I am currently working on putting data made using TPC-H into MapD.

i’m writed command line like below.
./mapdql -u mapd -p HyperInteractive -db TPC_100GB < value_inject.sql
value_inject.sql is include item.sql(72GB), order.sql(10GB)…etc… and use ‘copy from’ command line.

It was successful to put in 10GB of data. However, 100GB of data is error-prone( error name is Broken pipe).
How can I put more than 10 GB of data into MapD using queries.?

I have another question. Can I set the CPU mode or GPU mode or CPU+GPU mode separately using MapDJDBC?


Hi @Hyuck -

There is no technical reason why you shouldn’t be able to upload that volume of data.

If you are having issues with unstable connections, I suggest you 1) break up the data into multiple files, 2) load the files directly on the database server and 3) make sure you are using a tool like screen/tmux so the process runs on the server instead of being controlled from your laptop.

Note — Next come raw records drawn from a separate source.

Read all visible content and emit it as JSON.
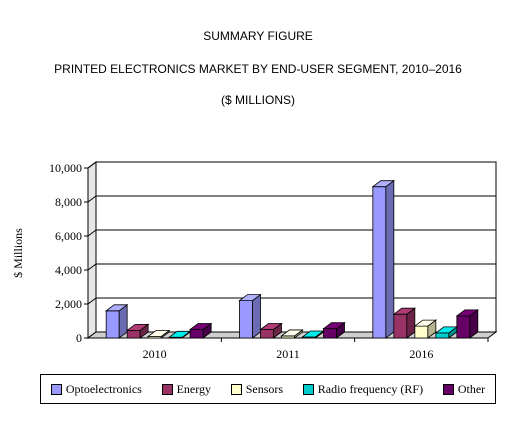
{
  "titles": {
    "line1": "SUMMARY FIGURE",
    "line2": "PRINTED ELECTRONICS MARKET BY END-USER SEGMENT, 2010–2016",
    "line3": "($ MILLIONS)"
  },
  "chart_data": {
    "type": "bar",
    "style": "3d-clustered",
    "title": "PRINTED ELECTRONICS MARKET BY END-USER SEGMENT, 2010–2016",
    "ylabel": "$ Millions",
    "xlabel": "",
    "ylim": [
      0,
      10000
    ],
    "yticks": [
      0,
      2000,
      4000,
      6000,
      8000,
      10000
    ],
    "ytick_labels": [
      "0",
      "2,000",
      "4,000",
      "6,000",
      "8,000",
      "10,000"
    ],
    "categories": [
      "2010",
      "2011",
      "2016"
    ],
    "grid": true,
    "legend_position": "bottom",
    "series": [
      {
        "name": "Optoelectronics",
        "color": "#9999ff",
        "values": [
          1600,
          2200,
          8900
        ]
      },
      {
        "name": "Energy",
        "color": "#993366",
        "values": [
          450,
          500,
          1400
        ]
      },
      {
        "name": "Sensors",
        "color": "#ffffcc",
        "values": [
          90,
          120,
          700
        ]
      },
      {
        "name": "Radio frequency (RF)",
        "color": "#00cccc",
        "values": [
          40,
          60,
          300
        ]
      },
      {
        "name": "Other",
        "color": "#660066",
        "values": [
          500,
          550,
          1300
        ]
      }
    ]
  }
}
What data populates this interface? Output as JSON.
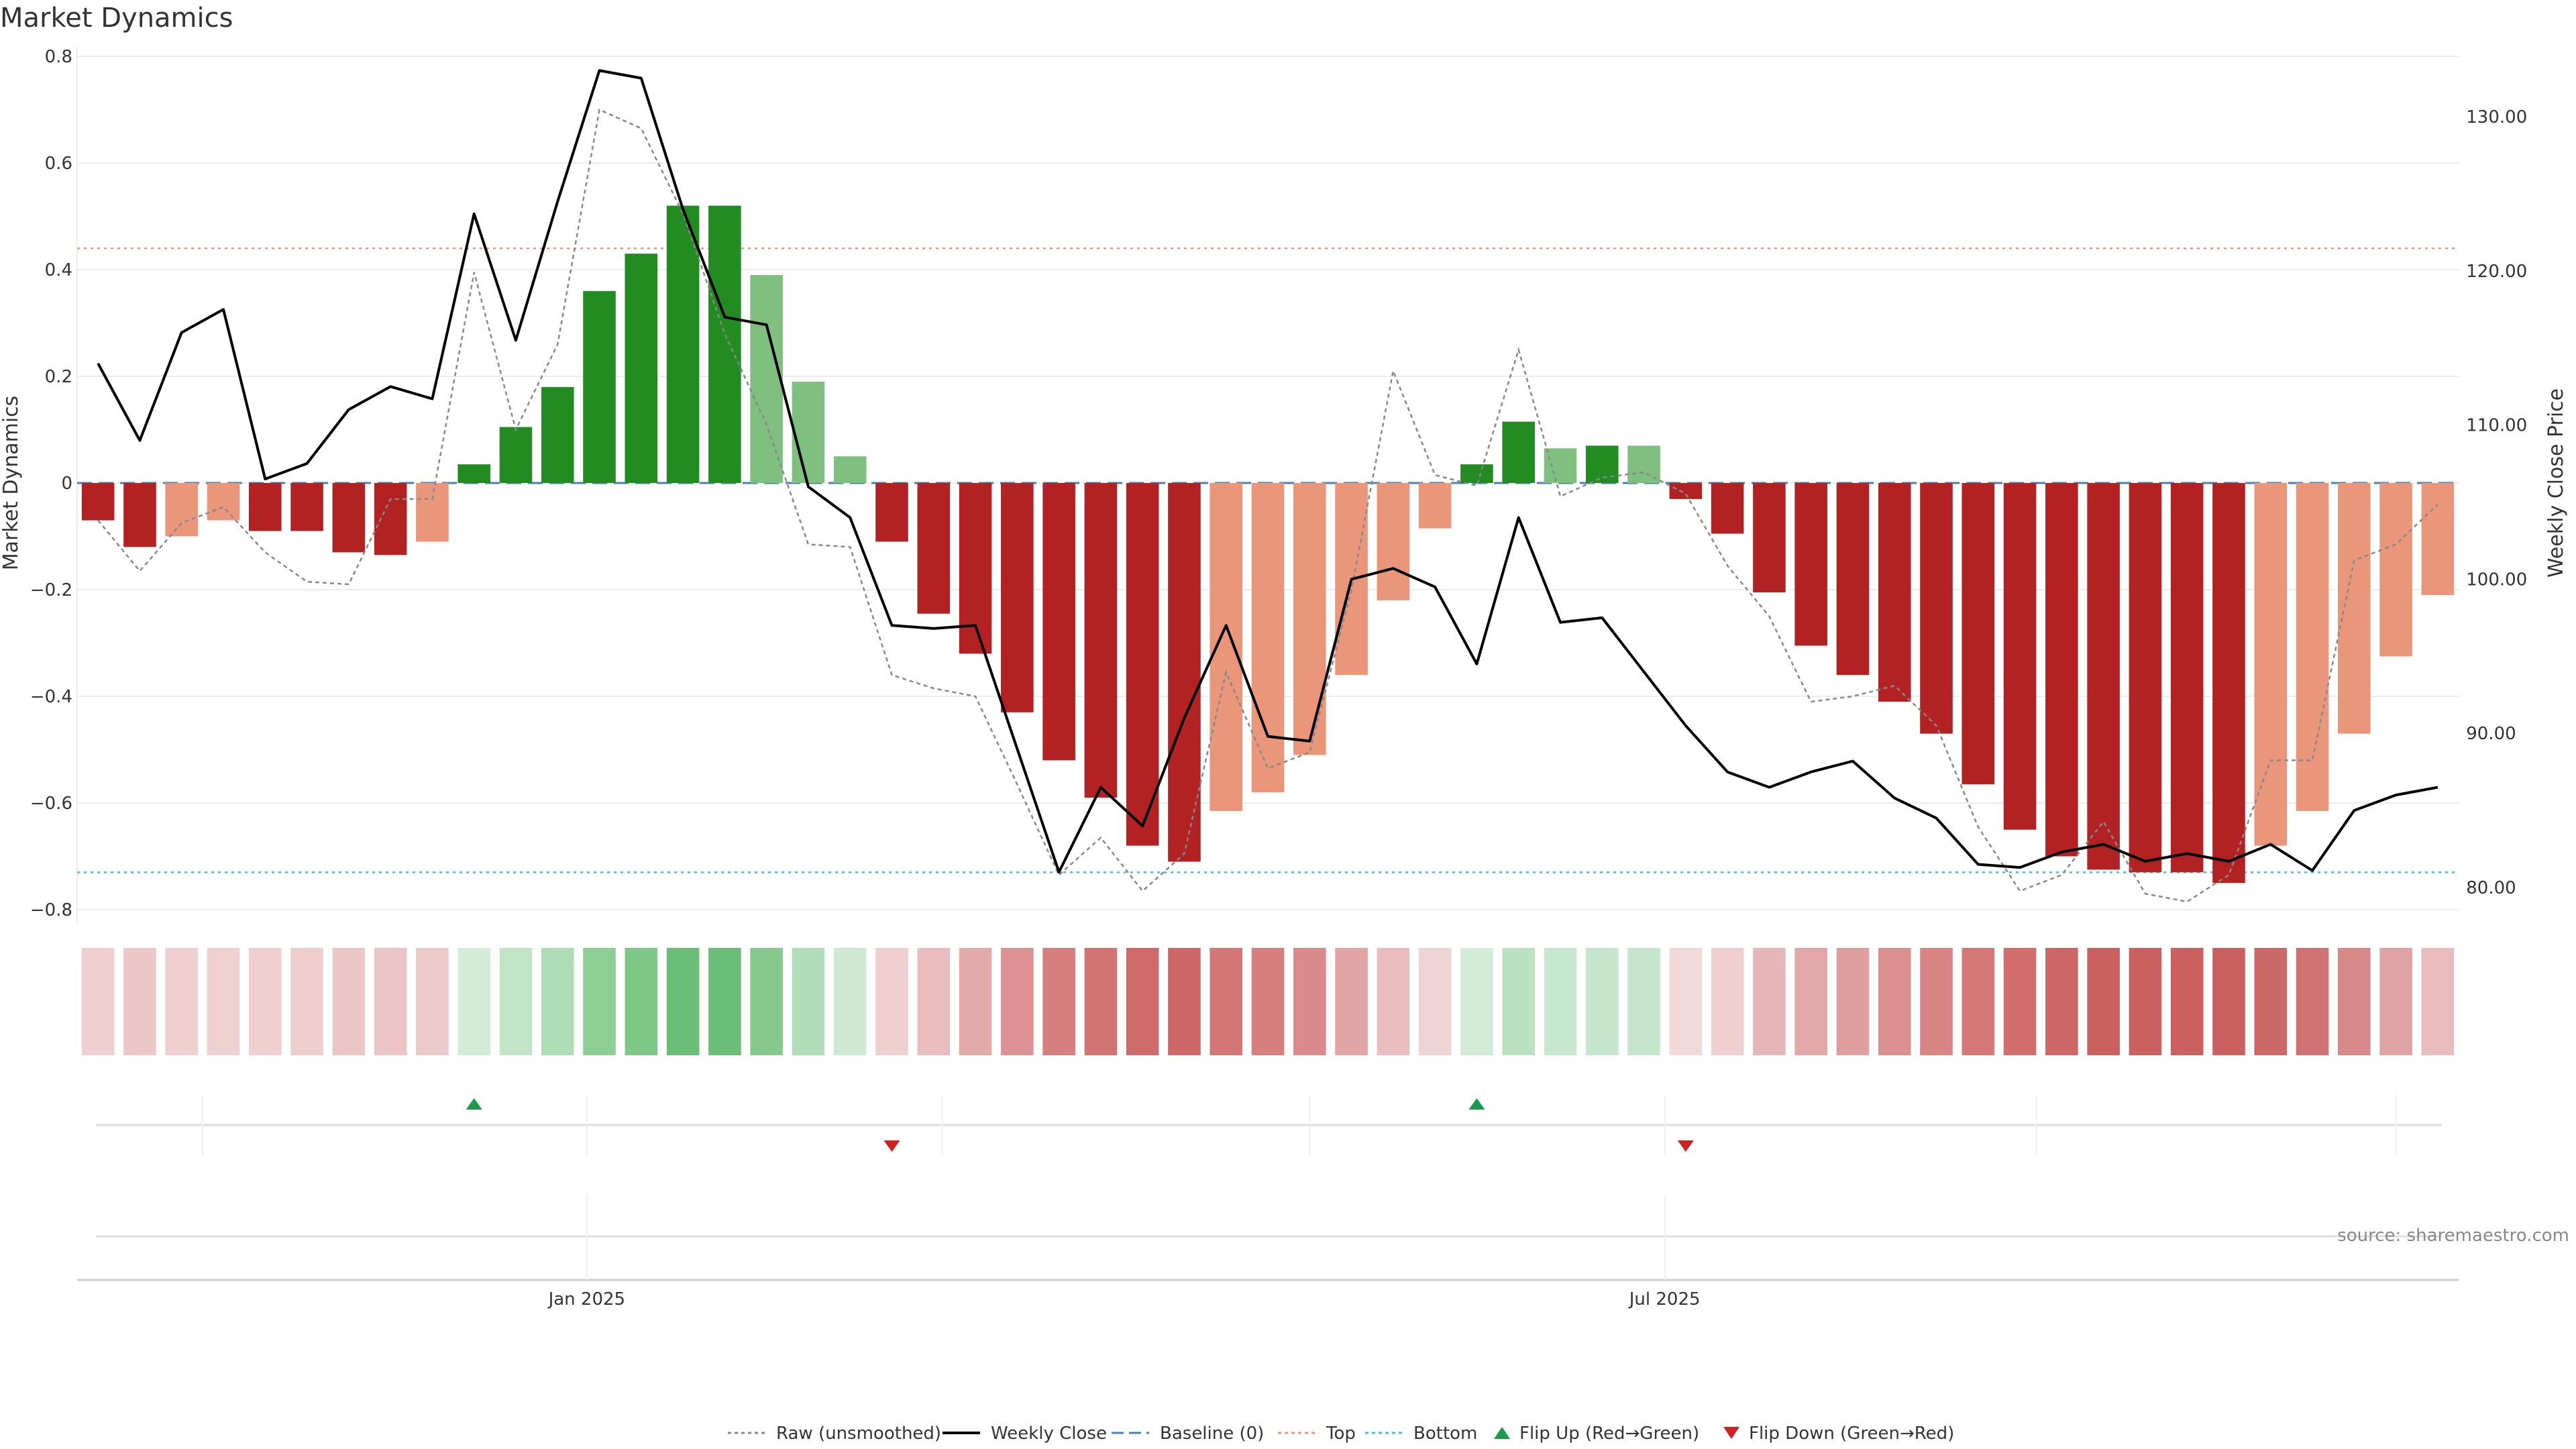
{
  "chart_data": {
    "type": "bar",
    "title": "Market Dynamics",
    "ylabel_left": "Market Dynamics",
    "ylabel_right": "Weekly Close Price",
    "ylim_left": [
      -0.85,
      0.8
    ],
    "ylim_right": [
      77,
      134
    ],
    "yticks_left": [
      "0.8",
      "0.6",
      "0.4",
      "0.2",
      "0",
      "−0.2",
      "−0.4",
      "−0.6",
      "−0.8"
    ],
    "yticks_left_values": [
      0.8,
      0.6,
      0.4,
      0.2,
      0,
      -0.2,
      -0.4,
      -0.6,
      -0.8
    ],
    "yticks_right": [
      "130.00",
      "120.00",
      "110.00",
      "100.00",
      "90.00",
      "80.00"
    ],
    "yticks_right_values": [
      130,
      120,
      110,
      100,
      90,
      80
    ],
    "xticks": [
      {
        "label": "Jan 2025",
        "index": 11.7
      },
      {
        "label": "Jul 2025",
        "index": 37.5
      }
    ],
    "top_line": 0.44,
    "bottom_line": -0.73,
    "baseline": 0,
    "bars": [
      -0.07,
      -0.12,
      -0.1,
      -0.07,
      -0.09,
      -0.09,
      -0.13,
      -0.135,
      -0.11,
      0.035,
      0.105,
      0.18,
      0.36,
      0.43,
      0.52,
      0.52,
      0.39,
      0.19,
      0.05,
      -0.11,
      -0.245,
      -0.32,
      -0.43,
      -0.52,
      -0.59,
      -0.68,
      -0.71,
      -0.615,
      -0.58,
      -0.51,
      -0.36,
      -0.22,
      -0.085,
      0.035,
      0.115,
      0.065,
      0.07,
      0.07,
      -0.03,
      -0.095,
      -0.205,
      -0.305,
      -0.36,
      -0.41,
      -0.47,
      -0.565,
      -0.65,
      -0.7,
      -0.725,
      -0.73,
      -0.73,
      -0.75,
      -0.68,
      -0.615,
      -0.47,
      -0.325,
      -0.21
    ],
    "bar_colors": [
      "#b22222",
      "#b22222",
      "#e9967a",
      "#e9967a",
      "#b22222",
      "#b22222",
      "#b22222",
      "#b22222",
      "#e9967a",
      "#228b22",
      "#228b22",
      "#228b22",
      "#228b22",
      "#228b22",
      "#228b22",
      "#228b22",
      "#7fbf7f",
      "#7fbf7f",
      "#7fbf7f",
      "#b22222",
      "#b22222",
      "#b22222",
      "#b22222",
      "#b22222",
      "#b22222",
      "#b22222",
      "#b22222",
      "#e9967a",
      "#e9967a",
      "#e9967a",
      "#e9967a",
      "#e9967a",
      "#e9967a",
      "#228b22",
      "#228b22",
      "#7fbf7f",
      "#228b22",
      "#7fbf7f",
      "#b22222",
      "#b22222",
      "#b22222",
      "#b22222",
      "#b22222",
      "#b22222",
      "#b22222",
      "#b22222",
      "#b22222",
      "#b22222",
      "#b22222",
      "#b22222",
      "#b22222",
      "#b22222",
      "#e9967a",
      "#e9967a",
      "#e9967a",
      "#e9967a",
      "#e9967a"
    ],
    "heat_colors": [
      "#efcfcf",
      "#ecc7c7",
      "#efcfcf",
      "#efd1d1",
      "#efcfcf",
      "#eecdcd",
      "#ecc6c6",
      "#ebc5c5",
      "#eccaca",
      "#d3ecd6",
      "#c2e5c7",
      "#aedcb5",
      "#8ccf95",
      "#7dc787",
      "#6cbd77",
      "#6cbd77",
      "#86c98f",
      "#b1ddb8",
      "#cfead3",
      "#efcfcf",
      "#e9bdbd",
      "#e2a9a9",
      "#dc9292",
      "#d77e7e",
      "#d37474",
      "#cf6a6a",
      "#ce6868",
      "#d37676",
      "#d77f7f",
      "#da8a8a",
      "#e1a5a5",
      "#e9bdbd",
      "#eed4d4",
      "#d3ecd6",
      "#bae2c0",
      "#c8e8cd",
      "#c5e6ca",
      "#c5e6ca",
      "#f2dada",
      "#efcfcf",
      "#e7b7b7",
      "#e2a7a7",
      "#df9e9e",
      "#db9090",
      "#d98585",
      "#d57878",
      "#d16d6d",
      "#cd6666",
      "#cb6060",
      "#cb6060",
      "#cb6060",
      "#cb6060",
      "#cb6868",
      "#d17272",
      "#d98888",
      "#e0a3a3",
      "#e9bcbc"
    ],
    "series": [
      {
        "name": "Raw (unsmoothed)",
        "color": "#888888",
        "axis": "left",
        "values": [
          -0.07,
          -0.165,
          -0.075,
          -0.045,
          -0.13,
          -0.185,
          -0.19,
          -0.03,
          -0.03,
          0.395,
          0.1,
          0.26,
          0.7,
          0.665,
          0.505,
          0.28,
          0.11,
          -0.115,
          -0.12,
          -0.36,
          -0.385,
          -0.4,
          -0.565,
          -0.735,
          -0.665,
          -0.765,
          -0.695,
          -0.355,
          -0.535,
          -0.505,
          -0.2,
          0.21,
          0.015,
          -0.005,
          0.25,
          -0.025,
          0.01,
          0.02,
          -0.02,
          -0.155,
          -0.25,
          -0.41,
          -0.4,
          -0.38,
          -0.455,
          -0.645,
          -0.765,
          -0.735,
          -0.635,
          -0.77,
          -0.785,
          -0.735,
          -0.52,
          -0.52,
          -0.145,
          -0.115,
          -0.04
        ]
      },
      {
        "name": "Weekly Close",
        "color": "#000000",
        "axis": "right",
        "values": [
          114,
          109,
          116,
          117.5,
          106.5,
          107.5,
          111,
          112.5,
          111.7,
          123.7,
          115.5,
          124.5,
          133,
          132.5,
          124,
          117,
          116.5,
          106,
          104,
          97,
          96.8,
          97,
          89,
          81,
          86.5,
          84,
          91,
          97,
          89.8,
          89.5,
          100,
          100.7,
          99.5,
          94.5,
          104,
          97.2,
          97.5,
          94,
          90.5,
          87.5,
          86.5,
          87.5,
          88.2,
          85.8,
          84.5,
          81.5,
          81.3,
          82.3,
          82.8,
          81.7,
          82.2,
          81.7,
          82.8,
          81.1,
          85,
          86,
          86.5
        ]
      }
    ],
    "flip_up_indices": [
      9,
      33
    ],
    "flip_down_indices": [
      19,
      38
    ],
    "legend": [
      {
        "label": "Raw (unsmoothed)",
        "style": "dotted",
        "color": "#888888"
      },
      {
        "label": "Weekly Close",
        "style": "solid",
        "color": "#000000"
      },
      {
        "label": "Baseline (0)",
        "style": "dashed",
        "color": "#4682b4"
      },
      {
        "label": "Top",
        "style": "dotted",
        "color": "#e9967a"
      },
      {
        "label": "Bottom",
        "style": "dotted",
        "color": "#40c0d0"
      },
      {
        "label": "Flip Up (Red→Green)",
        "style": "triangle-up",
        "color": "#1a9a4a"
      },
      {
        "label": "Flip Down (Green→Red)",
        "style": "triangle-down",
        "color": "#d02020"
      }
    ],
    "legend_position": "bottom-center",
    "grid": true
  },
  "source_text": "source: sharemaestro.com"
}
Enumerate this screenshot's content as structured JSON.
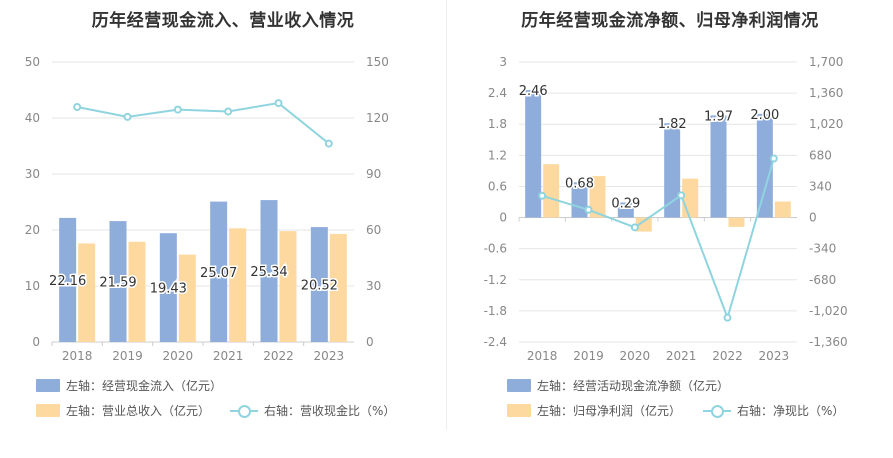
{
  "colors": {
    "bar_primary": "#8eaddb",
    "bar_secondary": "#fdd9a0",
    "line": "#8fd4de",
    "axis_text": "#888888",
    "grid": "#e6e6e6",
    "label": "#333333"
  },
  "chart_data": [
    {
      "type": "bar",
      "title": "历年经营现金流入、营业收入情况",
      "categories": [
        "2018",
        "2019",
        "2020",
        "2021",
        "2022",
        "2023"
      ],
      "left_axis": {
        "ticks": [
          "0",
          "10",
          "20",
          "30",
          "40",
          "50"
        ],
        "ylim": [
          0,
          50
        ]
      },
      "right_axis": {
        "ticks": [
          "0",
          "30",
          "60",
          "90",
          "120",
          "150"
        ],
        "ylim": [
          0,
          150
        ]
      },
      "series": [
        {
          "name": "左轴：经营现金流入（亿元）",
          "kind": "bar",
          "axis": "left",
          "values": [
            22.16,
            21.59,
            19.43,
            25.07,
            25.34,
            20.52
          ],
          "labels": [
            "22.16",
            "21.59",
            "19.43",
            "25.07",
            "25.34",
            "20.52"
          ]
        },
        {
          "name": "左轴：营业总收入（亿元）",
          "kind": "bar",
          "axis": "left",
          "values": [
            17.6,
            17.9,
            15.6,
            20.3,
            19.8,
            19.3
          ]
        },
        {
          "name": "右轴：营收现金比（%）",
          "kind": "line",
          "axis": "right",
          "values": [
            125.9,
            120.6,
            124.5,
            123.5,
            128.0,
            106.3
          ]
        }
      ]
    },
    {
      "type": "bar",
      "title": "历年经营现金流净额、归母净利润情况",
      "categories": [
        "2018",
        "2019",
        "2020",
        "2021",
        "2022",
        "2023"
      ],
      "left_axis": {
        "ticks": [
          "-2.4",
          "-1.8",
          "-1.2",
          "-0.6",
          "0",
          "0.6",
          "1.2",
          "1.8",
          "2.4",
          "3"
        ],
        "ylim": [
          -2.4,
          3
        ]
      },
      "right_axis": {
        "ticks": [
          "-1,360",
          "-1,020",
          "-680",
          "-340",
          "0",
          "340",
          "680",
          "1,020",
          "1,360",
          "1,700"
        ],
        "ylim": [
          -1360,
          1700
        ]
      },
      "series": [
        {
          "name": "左轴：经营活动现金流净额（亿元）",
          "kind": "bar",
          "axis": "left",
          "values": [
            2.46,
            0.68,
            0.29,
            1.82,
            1.97,
            2.0
          ],
          "labels": [
            "2.46",
            "0.68",
            "0.29",
            "1.82",
            "1.97",
            "2.00"
          ]
        },
        {
          "name": "左轴：归母净利润（亿元）",
          "kind": "bar",
          "axis": "left",
          "values": [
            1.03,
            0.8,
            -0.27,
            0.75,
            -0.18,
            0.31
          ]
        },
        {
          "name": "右轴：净现比（%）",
          "kind": "line",
          "axis": "right",
          "values": [
            238,
            85,
            -107,
            243,
            -1094,
            645
          ]
        }
      ]
    }
  ]
}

If you mean using the JDBC drive through another tool, I suspect the answer is no, as that wouldn’t be part of the JDBC spec.

But if you are writing the Java code yourself, set_execution_mode is part of our Thrift specification (i.e. the communication layer between a client and the OmniSci database). The code would be client.set_execution_mode(session, TExecuteMode.CPU); or similar (I’m not a Java person).


Ah…It was resolved to put 100GB of data. Thank you!


hello,Mr Hyuck
When i want to put more than 100GB of data into mapd,i got the same problem as you. It told me Thrift error: write() send():Broken pipe.So,could you tell me how to solve the problem? Thank you very much.


hello, hchen
i changed MAPD_STORAGE directory path. It was placed in centos-root(50G). So i removed mapd and install again. so MAPD_STORAGE was placed in centos-home(889G). Finally, i solved a problem.


Thank you very much,i solved the problem by spliting the file of 18GB into several files.I think the initial file is too large to insert into mapd.


Hi @hchen

As I mentioned above, there’s no practical limit to the file size you can upload. In @Hyuck’s case, he ran out of disk space (congrats on figuring that out!). In other cases, you might have a network issue or some other process issue.

But that said, breaking up the files into smaller pieces is usually a good idea, so that if something does happen during the load you can just re-load the smaller piece vs. starting completely over.



Thank you,i got the reason of the problem and solved the problem successfully.